Education organizations recommend $175 billion more for the Education Stabilization Fund to be divided between local education agencies and institutions of higher education, according to a press release from Jones’s office. 

 Full letter below: 

 Dear Majority Leader McConnell and Minority Leader Schumer:


 We write to urge you to include, in any upcoming legislation designed to provide additional relief to Americans during the COVID 19 pandemic, significant additional support for our nation’s schools. While the Coronavirus Aid, Relief, and Economic Security (CARES) Act included an Education Stabilization Fund to provide immediate support, we continue to see the challenges our states and school districts face on a daily basis and the impact this pandemic will have on education budgets over the next 18 months. Less than 1% of the CARES Act funding was specifically dedicated to supporting public schools. This is insufficient to stabilize education through this crisis. We are particularly concerned about how the educator workforce and other school personnel will be impacted by COVID-19.

 School districts rely almost entirely on state and local revenue. Low-wealth districts rely the most heavily on state aid and will be most impacted by the economic implications of this crisis.
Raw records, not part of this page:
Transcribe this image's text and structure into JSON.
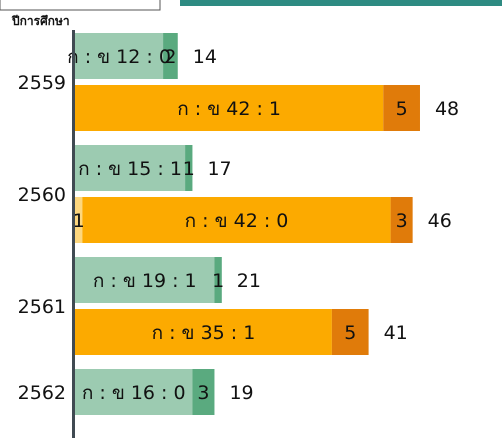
{
  "chart_data": {
    "type": "bar",
    "orientation": "horizontal",
    "stacked": true,
    "ylabel": "ปีการศึกษา",
    "categories": [
      "2559",
      "2560",
      "2561",
      "2562"
    ],
    "groups": [
      {
        "year": "2559",
        "bars": [
          {
            "segments": [
              {
                "value": 12,
                "label": "ก : ข 12 : 0",
                "color": "#9ccbb1"
              },
              {
                "value": 2,
                "label": "2",
                "color": "#5aaa7f"
              }
            ],
            "total": "14"
          },
          {
            "segments": [
              {
                "value": 42,
                "label": "ก : ข  42 : 1",
                "color": "#fcaa00"
              },
              {
                "value": 5,
                "label": "5",
                "color": "#e07b0a"
              }
            ],
            "total": "48"
          }
        ]
      },
      {
        "year": "2560",
        "bars": [
          {
            "segments": [
              {
                "value": 15,
                "label": "ก : ข 15 : 1",
                "color": "#9ccbb1"
              },
              {
                "value": 1,
                "label": "1",
                "color": "#5aaa7f"
              }
            ],
            "total": "17"
          },
          {
            "segments": [
              {
                "value": 1,
                "label": "1",
                "color": "#fdd77e"
              },
              {
                "value": 42,
                "label": "ก : ข  42 : 0",
                "color": "#fcaa00"
              },
              {
                "value": 3,
                "label": "3",
                "color": "#e07b0a"
              }
            ],
            "total": "46"
          }
        ]
      },
      {
        "year": "2561",
        "bars": [
          {
            "segments": [
              {
                "value": 19,
                "label": "ก : ข 19 : 1",
                "color": "#9ccbb1"
              },
              {
                "value": 1,
                "label": "1",
                "color": "#5aaa7f"
              }
            ],
            "total": "21"
          },
          {
            "segments": [
              {
                "value": 35,
                "label": "ก : ข 35 : 1",
                "color": "#fcaa00"
              },
              {
                "value": 5,
                "label": "5",
                "color": "#e07b0a"
              }
            ],
            "total": "41"
          }
        ]
      },
      {
        "year": "2562",
        "bars": [
          {
            "segments": [
              {
                "value": 16,
                "label": "ก : ข 16 : 0",
                "color": "#9ccbb1"
              },
              {
                "value": 3,
                "label": "3",
                "color": "#5aaa7f"
              }
            ],
            "total": "19"
          }
        ]
      }
    ],
    "colors": {
      "axis": "#404a52",
      "header_bar": "#2e8b82",
      "text": "#111111"
    }
  }
}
It is our duty to ensure that children receive the education they are rightfully entitled to. Students cannot learn if their schools are forced to downsize operations, eliminate teaching positions in critical subjects, or lay off other critical support staff such as social workers and counselors, due to depleted budgets.

 The U.S. economy is expected to contract by six percent in 2021,[1] changing the lives of all Americans in dramatic ways that are not yet fully known. One thing is certain however, students will still need to continue learning and progressing through school. Our nation’s teachers are crucial to ensuring that learning can continue, yet current projections expect the reductions in education spending due to the pandemic to be two and a half times worse than the lowest point of the last recession. [2] It is not just teachers who will be impacted by these shrinking education budgets. Countless cafeteria workers, school bus drivers, counselors, and other support staff are expected to take a dramatic hit during this pandemic. Our students cannot meet their full potential without the many professionals that make their schools work for them day in and day out.

 As local communities and school districts see their revenue shrink, they will be forced to look at staffing cuts, as salaries and benefits comprise the majority of school budgets. As a result of this crisis, Learning Policy Institute estimates that if states experience a 20% decline in revenue, without federal intervention, about 460,000 educator positions will be eliminated. [3] Congress must invest now to stabilize the public education sector and fill the current gaps in our education workforce and prevent an even more dire shortage in the years to come.  

 In addition to focusing on our educator workforce in any upcoming economic relief package, we urge you to continue to help schools to address learning loss facing our most disadvantaged students and ensure that all students with disabilities can continue to access the Free Appropriate Public Education to which they are entitled. We therefore urge you to provide substantial, flexible additional investments through Title I of the Elementary and Secondary Education Act and the Individuals with Disabilities Education Act. Finally, if the next funding package includes infrastructure provisions, we urge you to explicitly include K-12 schools as eligible recipients for funds.

 Thank you for your consideration of this important matter.